Hughes’ greatest challenge will be to learn how to be as effective as possible in pass coverage. That figures to consume the largest portion of the coaching that he and fellow end/outside linebacker Mario Williams get from their new position coach, Karl Dunbar.
What’s the hardest part of learning how to cover pass-catchers?
“Just communicating with the secondary,” Hughes said. “Being a defensive lineman, you don’t really communicate with them at all, if any. All of our calls come from the middle linebacker, so I think for us, getting on the same page as a whole and just having all 11 guys being able to work throughout the defense and really understand what’s going on” is the key.
For a two-week stretch beginning April 6, Hughes and the many other players who attended the Bills’ voluntary conditioning program spent some classroom time getting familiar with the new playbook.
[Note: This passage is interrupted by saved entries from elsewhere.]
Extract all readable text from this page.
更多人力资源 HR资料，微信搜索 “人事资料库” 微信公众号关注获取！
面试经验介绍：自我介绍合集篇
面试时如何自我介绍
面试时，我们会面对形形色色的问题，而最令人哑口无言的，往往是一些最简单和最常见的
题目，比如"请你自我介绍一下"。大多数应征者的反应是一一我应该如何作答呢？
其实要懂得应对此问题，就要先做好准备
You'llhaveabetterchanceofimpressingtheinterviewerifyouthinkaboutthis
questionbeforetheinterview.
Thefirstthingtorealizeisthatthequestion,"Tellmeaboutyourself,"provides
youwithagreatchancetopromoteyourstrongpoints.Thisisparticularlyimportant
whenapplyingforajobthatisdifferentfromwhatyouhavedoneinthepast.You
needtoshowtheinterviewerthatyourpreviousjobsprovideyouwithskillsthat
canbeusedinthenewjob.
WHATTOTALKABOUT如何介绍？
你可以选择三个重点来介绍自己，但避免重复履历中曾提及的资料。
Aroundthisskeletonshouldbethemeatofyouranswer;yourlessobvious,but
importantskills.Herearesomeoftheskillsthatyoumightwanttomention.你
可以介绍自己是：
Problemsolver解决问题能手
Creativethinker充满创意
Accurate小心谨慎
It was their first opportunity to get to know the verbiage of the new scheme.
Beginning Tuesday, he and his teammates will be on the field for the start of a voluntary veteran minicamp.
“I’m still learning a lot,” Hughes said. “It’s still kind of brand new to us, so we still have to wrap our heads around that. I think it’ll really take hold when we can take the classroom out to the field. For a lot of us, we’re a lot more visual learners so that’ll be something that will help us out, too.
“We still have a long way to go. You’ve still got to put on pads. Everyone’s got to understand the playbook, everyone’s got to understand their role, so I wouldn’t say it’s a complete team. But we’re really excited about the future and we’re excited for the season.”